KANSAS CITY, Mo. — It began like any other Saturday morning for the Chiefs, their general manager and coach putting the final touches on a game plan for today's matchup against the Panthers. Then they got a call to hurry to the parking lot.
The men rushed through the doors of the team's headquarters and came face to face with linebacker Jovan Belcher, who was holding a gun to his head.
Belcher already had killed his girlfriend, police said, and sped about 5 miles to Arrowhead Stadium, past a security checkpoint at the entrance. Upon finding his bosses, Belcher thanked GM Scott Pioli and coach Romeo Crennel for giving him a chance in the NFL. Then he turned away and pulled the trigger.
Authorities did not release a possible motive other than noting Belcher, 25, and his girlfriend, Kasandra Perkins, 22, had been arguing frequently. The investigation was ongoing.
The two left behind a 3-month-old daughter. She was being cared for by family.
The team said it would play its home game today "after discussions between the league office, (Crennel) and Chiefs team captains."
An argument apparently started about 1 a.m. Saturday, when Perkins returned home from a Trey Songz concert at the Midland arena and drinks afterward with friends. Belcher, her boyfriend, lived with her and was mad that she had stayed out so late, the Kansas City Star reported. The disagreement ended tragically about seven hours later, when Belcher killed Perkins by shooting her multiple times, witnessed by his mother and the couple's daughter.
Belcher went undrafted in 2009 out of Division I-AA Maine, where he received a degree in child development in 31/2 years and participated in an anti-domestic-violence initiative, Male Athletes Against Violence. He signed with the Chiefs and played four seasons. He had started all 11 games in this 1-10 season.
"The entire Chiefs family is deeply saddened … and our collective hearts are heavy with sympathy, thoughts and prayers for the families and friends affected by this unthinkable tragedy," Chiefs chairman Clark Hunt said in a statement.
The NFL released a statement expressing sympathy.
Kansas City police reported receiving a call Saturday morning from a woman who said her daughter had been shot multiple times. The call came from Belcher's mother, who referred to the victim as her daughter, leading to initial confusion.
"She treated Kasandra like a daughter," police spokesman Darin Snapp said.
Belcher's mother, who is from West Babylon, N.Y., on Long Island, recently moved in with the couple.
Less than an hour later, police received a call from the Chiefs' facility. "Pioli, Crennel and another coach or employee were standing outside and appeared to be talking to him," Snapp said. "The suspect began to walk in the opposite direction of the coaches and the officers. And that's when they heard the gunshot."
Crennel and Pioli told police they never felt in danger. "They said the player was actually thanking them for everything they'd done," Snapp said.
At Belcher's childhood home in West Babylon, his family turned the yard into a shrine with a large poster of him and an array of his trophies, jerseys and jackets from the Chiefs, Maine and West Babylon High.
"The guy always had a smile on his face.

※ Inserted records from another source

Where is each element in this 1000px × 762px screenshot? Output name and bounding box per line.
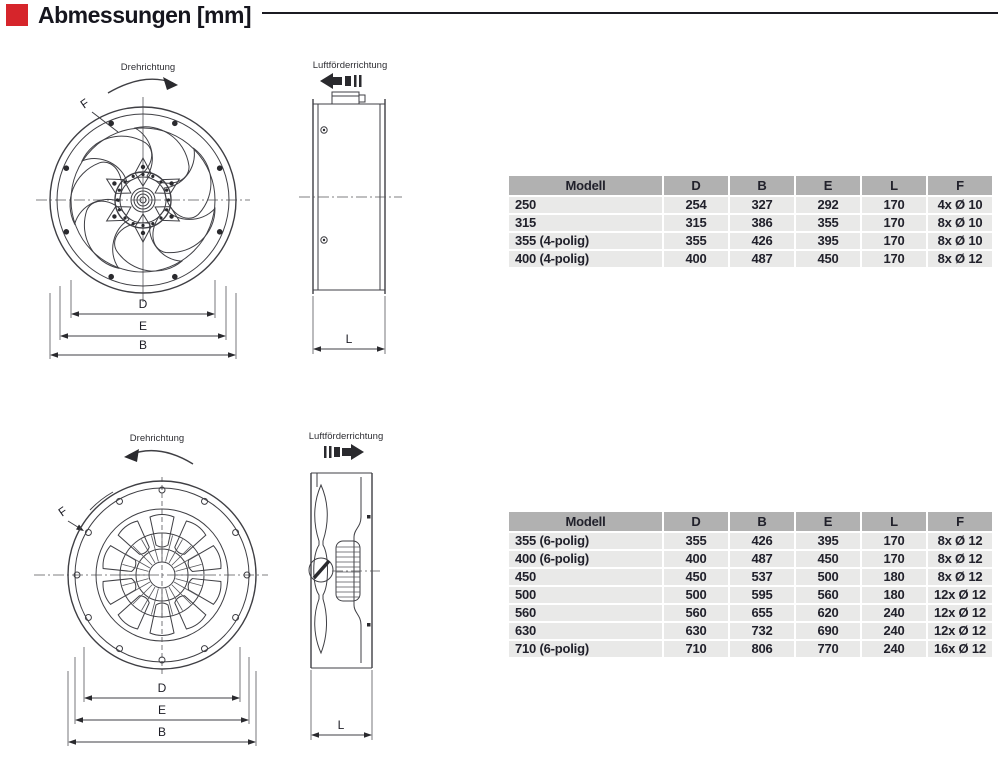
table-row — [509, 533, 992, 549]
value-cell: 732 — [730, 623, 794, 639]
airflow-label: Luftförderrichtung — [312, 60, 388, 71]
header-cell: B — [730, 512, 794, 531]
header-cell: D — [664, 176, 728, 195]
value-cell: 12x Ø 12 — [928, 587, 992, 603]
value-cell: 12x Ø 12 — [928, 623, 992, 639]
dimension-lines — [313, 296, 385, 354]
value-cell: 595 — [730, 587, 794, 603]
table-row — [509, 605, 992, 621]
arc-arrow-counterclockwise-icon — [124, 449, 193, 464]
dim-e-label: E — [138, 319, 148, 333]
value-cell: 170 — [862, 197, 926, 213]
value-cell: 487 — [730, 551, 794, 567]
duct-body — [313, 92, 385, 294]
model-cell: 355 (4-polig) — [509, 233, 662, 249]
header-cell: D — [664, 512, 728, 531]
header-cell: Modell — [509, 176, 662, 195]
rotation-label: Drehrichtung — [129, 433, 185, 444]
value-cell: 450 — [664, 569, 728, 585]
value-cell: 500 — [796, 569, 860, 585]
value-cell: 806 — [730, 641, 794, 657]
value-cell: 400 — [664, 551, 728, 567]
airflow-label: Luftförderrichtung — [308, 431, 384, 442]
dimensions-table-6polig — [507, 510, 994, 659]
model-cell: 315 — [509, 215, 662, 231]
value-cell: 487 — [730, 251, 794, 267]
value-cell: 180 — [862, 569, 926, 585]
value-cell: 355 — [796, 215, 860, 231]
fan-front-drawing-bottom — [28, 425, 273, 760]
value-cell: 240 — [862, 605, 926, 621]
table-row — [509, 197, 992, 213]
dim-d-label: D — [157, 681, 167, 695]
fan-side-drawing-top — [293, 52, 408, 367]
rotation-label: Drehrichtung — [120, 62, 176, 73]
value-cell: 8x Ø 10 — [928, 215, 992, 231]
value-cell: 450 — [796, 551, 860, 567]
dim-f-label: F — [77, 95, 92, 112]
value-cell: 8x Ø 12 — [928, 251, 992, 267]
value-cell: 315 — [664, 215, 728, 231]
value-cell: 450 — [796, 251, 860, 267]
table-row — [509, 233, 992, 249]
value-cell: 4x Ø 10 — [928, 197, 992, 213]
dim-d-label: D — [138, 297, 148, 311]
value-cell: 8x Ø 10 — [928, 233, 992, 249]
table-row — [509, 551, 992, 567]
header-cell: F — [928, 512, 992, 531]
model-cell: 400 (6-polig) — [509, 551, 662, 567]
model-cell: 500 — [509, 587, 662, 603]
value-cell: 170 — [862, 215, 926, 231]
fan-front-drawing-top — [28, 52, 263, 367]
header-cell: E — [796, 176, 860, 195]
dimensions-table-4polig — [507, 174, 994, 269]
fan-side-drawing-bottom — [288, 425, 403, 760]
value-cell: 710 — [664, 641, 728, 657]
model-cell: 560 — [509, 605, 662, 621]
header-rule — [262, 12, 998, 14]
value-cell: 500 — [664, 587, 728, 603]
header-cell: L — [862, 512, 926, 531]
dim-l-label: L — [337, 718, 345, 732]
value-cell: 240 — [862, 641, 926, 657]
value-cell: 560 — [664, 605, 728, 621]
dim-b-label: B — [157, 725, 167, 739]
table-header-row — [509, 176, 992, 195]
value-cell: 620 — [796, 605, 860, 621]
model-cell: 250 — [509, 197, 662, 213]
table-row — [509, 215, 992, 231]
dim-f-label: F — [55, 503, 70, 520]
value-cell: 426 — [730, 233, 794, 249]
value-cell: 170 — [862, 251, 926, 267]
table-row — [509, 587, 992, 603]
value-cell: 395 — [796, 233, 860, 249]
value-cell: 170 — [862, 233, 926, 249]
value-cell: 386 — [730, 215, 794, 231]
model-cell: 630 — [509, 623, 662, 639]
page-title: Abmessungen [mm] — [38, 2, 252, 28]
duct-body — [309, 473, 380, 668]
table-row — [509, 251, 992, 267]
value-cell: 770 — [796, 641, 860, 657]
value-cell: 170 — [862, 533, 926, 549]
header-cell: B — [730, 176, 794, 195]
value-cell: 16x Ø 12 — [928, 641, 992, 657]
table-row — [509, 641, 992, 657]
model-cell: 400 (4-polig) — [509, 251, 662, 267]
model-cell: 450 — [509, 569, 662, 585]
header-cell: Modell — [509, 512, 662, 531]
value-cell: 560 — [796, 587, 860, 603]
striped-arrow-left-icon — [320, 73, 362, 89]
dimension-lines — [311, 670, 372, 740]
dim-b-label: B — [138, 338, 148, 352]
value-cell: 395 — [796, 533, 860, 549]
value-cell: 8x Ø 12 — [928, 551, 992, 567]
table-header-row — [509, 512, 992, 531]
value-cell: 327 — [730, 197, 794, 213]
value-cell: 355 — [664, 233, 728, 249]
value-cell: 292 — [796, 197, 860, 213]
value-cell: 400 — [664, 251, 728, 267]
value-cell: 8x Ø 12 — [928, 533, 992, 549]
table-row — [509, 569, 992, 585]
header-cell: L — [862, 176, 926, 195]
arc-arrow-clockwise-icon — [108, 77, 178, 93]
value-cell: 254 — [664, 197, 728, 213]
model-cell: 355 (6-polig) — [509, 533, 662, 549]
value-cell: 655 — [730, 605, 794, 621]
table-row — [509, 623, 992, 639]
value-cell: 537 — [730, 569, 794, 585]
value-cell: 170 — [862, 551, 926, 567]
dim-l-label: L — [345, 332, 353, 346]
value-cell: 8x Ø 12 — [928, 569, 992, 585]
section-marker — [6, 4, 28, 26]
value-cell: 630 — [664, 623, 728, 639]
dim-e-label: E — [157, 703, 167, 717]
header-cell: E — [796, 512, 860, 531]
header-cell: F — [928, 176, 992, 195]
value-cell: 690 — [796, 623, 860, 639]
value-cell: 180 — [862, 587, 926, 603]
value-cell: 12x Ø 12 — [928, 605, 992, 621]
model-cell: 710 (6-polig) — [509, 641, 662, 657]
striped-arrow-right-icon — [324, 444, 364, 460]
value-cell: 426 — [730, 533, 794, 549]
value-cell: 355 — [664, 533, 728, 549]
value-cell: 240 — [862, 623, 926, 639]
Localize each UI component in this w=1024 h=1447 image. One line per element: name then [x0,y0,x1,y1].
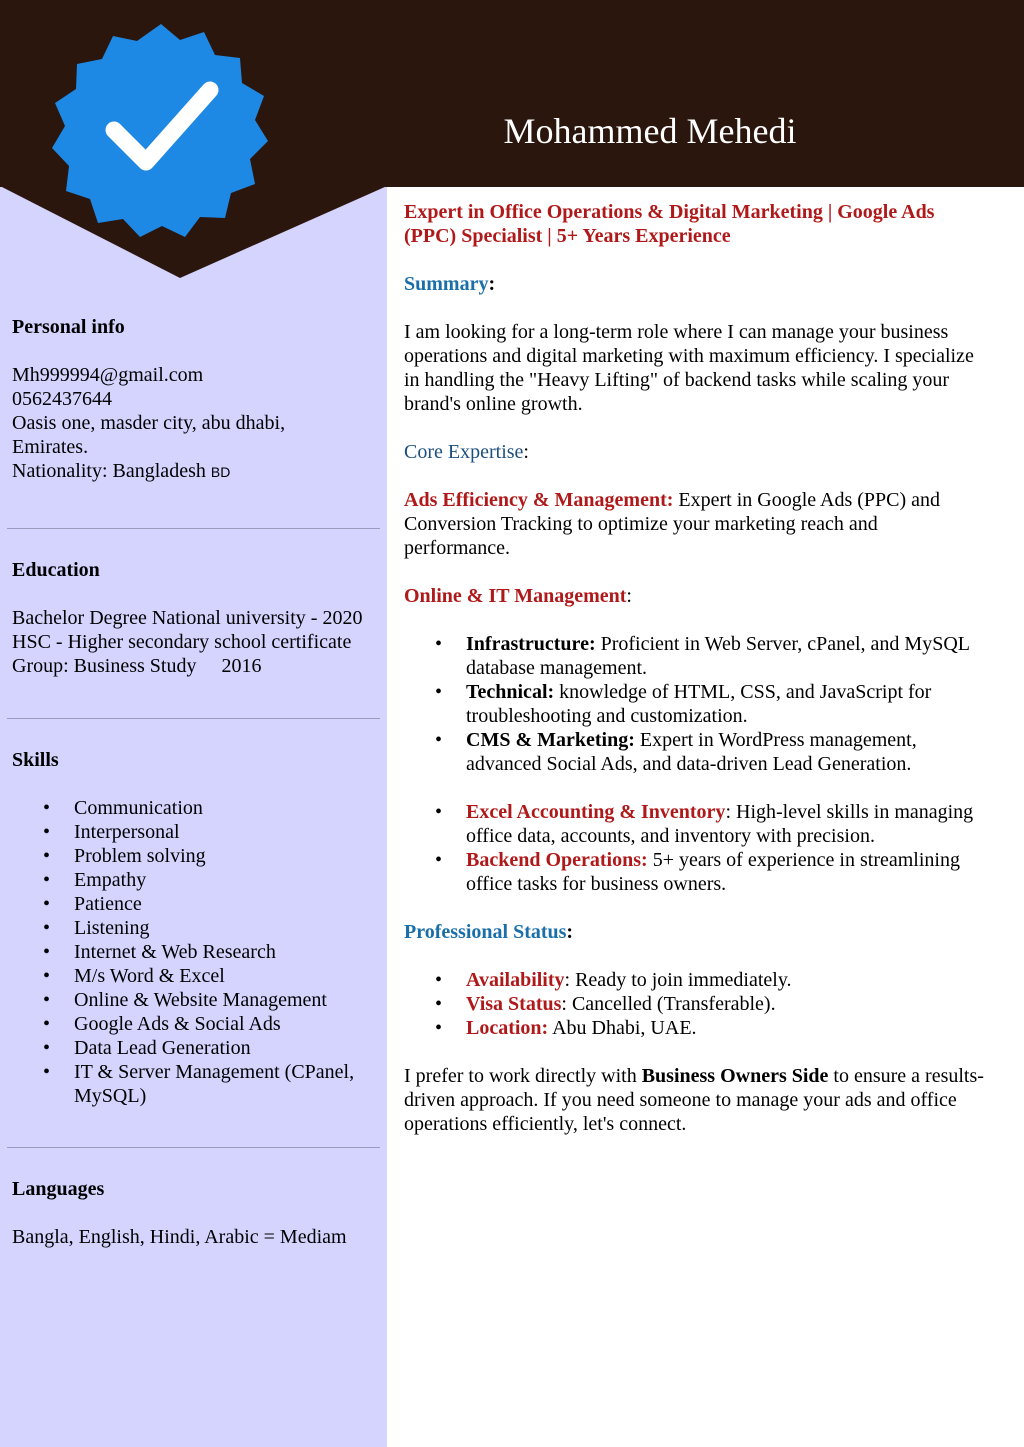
item-label: Location: [466,1017,549,1039]
skill-item: • Online & Website Management [74,988,377,1012]
skill-item: • M/s Word & Excel [74,964,377,988]
heading-colon: : [626,585,632,607]
item-label: Technical: [466,681,555,703]
item-text: Cancelled (Transferable). [566,993,776,1015]
divider [7,1147,380,1148]
email-text: Mh999994@gmail.com [12,364,204,386]
skill-item: • Listening [74,916,377,940]
item-label: Availability [466,969,565,991]
list-item [466,1016,984,1040]
ads-efficiency-text: Expert in Google Ads (PPC) and Conversion Tracking to optimize your marketing reach and performance. [404,489,941,559]
online-it-extra-list [404,800,984,896]
candidate-name: Mohammed Mehedi [503,111,797,151]
list-item [466,848,984,896]
nationality-text: Nationality: Bangladesh [12,460,206,482]
item-sep: : [561,993,567,1015]
divider [7,718,380,719]
closing-bold-text: Business Owners Side [641,1065,829,1087]
core-expertise-title: Core Expertise [404,441,524,463]
skills-list [12,796,377,1108]
item-sep: : [564,969,571,991]
online-it-heading [404,584,984,608]
list-item [466,680,984,728]
core-expertise-heading [404,440,984,464]
list-item [466,632,984,680]
address-line-2: Emirates. [12,436,89,458]
list-item [466,968,984,992]
education-section [12,558,377,678]
skill-item: • Empathy [74,868,377,892]
education-line: Group: Business Study 2016 [12,655,262,677]
nationality-line [12,459,377,484]
heading-colon: : [566,921,574,943]
list-item [466,992,984,1016]
skill-item: • Internet & Web Research [74,940,377,964]
closing-text: to ensure a results-driven approach. If you need someone to manage your ads and office operations efficiently, let's connect. [404,1065,984,1135]
closing-paragraph [404,1064,984,1136]
closing-text: I prefer to work directly with [404,1065,642,1087]
professional-status-heading [404,920,984,944]
item-text: Ready to join immediately. [570,969,792,991]
summary-text: I am looking for a long-term role where I can manage your business operations and digital marketing with maximum efficiency. I specialize in handling the "Heavy Lifting" of backend tasks while scaling your brand's online growth. [404,321,974,415]
summary-heading [404,272,984,296]
item-text: Abu Dhabi, UAE. [548,1017,697,1039]
heading-colon: : [488,273,496,295]
languages-section [12,1177,377,1249]
list-item [466,728,984,776]
ads-efficiency-paragraph [404,488,984,560]
education-line: HSC - Higher secondary school certificate [12,631,352,653]
verified-check-icon [52,20,270,238]
item-text: Expert in WordPress management, advanced Social Ads, and data-driven Lead Generation. [466,729,917,775]
skills-heading: Skills [12,749,59,771]
item-label: Backend Operations: [466,849,648,871]
item-text: : High-level skills in managing office data, accounts, and inventory with precision. [466,801,974,847]
heading-colon: : [523,441,529,463]
item-label: Visa Status [466,993,562,1015]
skill-item: • Data Lead Generation [74,1036,377,1060]
skill-item: • Patience [74,892,377,916]
online-it-title: Online & IT Management [404,585,627,607]
skill-item: • Google Ads & Social Ads [74,1012,377,1036]
skill-item: • Communication [74,796,377,820]
languages-heading: Languages [12,1178,105,1200]
personal-info-section [12,315,377,484]
item-text: 5+ years of experience in streamlining office tasks for business owners. [466,849,960,895]
education-heading: Education [12,559,100,581]
skill-item: • Problem solving [74,844,377,868]
phone-text: 0562437644 [12,388,112,410]
item-text: Proficient in Web Server, cPanel, and MySQL database management. [466,633,970,679]
professional-status-title: Professional Status [404,921,567,943]
personal-info-heading: Personal info [12,316,125,338]
skills-section [12,748,377,1108]
online-it-list [404,632,984,776]
skill-item: • Interpersonal [74,820,377,844]
education-line: Bachelor Degree National university - 2020 [12,607,363,629]
item-label: Excel Accounting & Inventory [466,801,726,823]
item-text: knowledge of HTML, CSS, and JavaScript for troubleshooting and customization. [466,681,932,727]
headline-tagline: Expert in Office Operations & Digital Marketing | Google Ads (PPC) Specialist | 5+ Years Experience [404,201,935,247]
main-content [404,200,984,1160]
nationality-flag-code: BD [210,464,231,480]
list-item [466,800,984,848]
divider [7,528,380,529]
professional-status-list [404,968,984,1040]
ads-efficiency-label: Ads Efficiency & Management: [404,489,674,511]
languages-text: Bangla, English, Hindi, Arabic = Mediam [12,1226,347,1248]
summary-title: Summary [404,273,489,295]
item-label: Infrastructure: [466,633,596,655]
address-line-1: Oasis one, masder city, abu dhabi, [12,412,286,434]
skill-item: • IT & Server Management (CPanel, MySQL) [74,1060,374,1108]
item-label: CMS & Marketing: [466,729,635,751]
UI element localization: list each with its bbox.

He would just wrap his arms around you," said Belcher's uncle, Willis Miles, 53, of West Babylon. He is the brother of Belcher's mother.
Relatives of Perkins declined to comment.
Belcher is the latest current or former player to die from a self-inflicted gunshot wound over the past few years. Former Chargers linebacker Junior Seau shot himself in the chest in May. His family donated his brain tissue to determine if head injuries he sustained while playing might be linked to his death.
Belcher did not have an extensive injury history. He showed up on the injury report Nov. 11, 2009, with a head injury. He played four days later against the Raiders.
"He's a very quiet kid, a nice guy, a hard-working kid," said former Bucs tight end Anthony Becht, who played for the Chiefs last season and whose locker was a few stalls away from Belcher's. "I would never — if I'd try to think of someone who would do this, I wouldn't have ever thought it was this kid."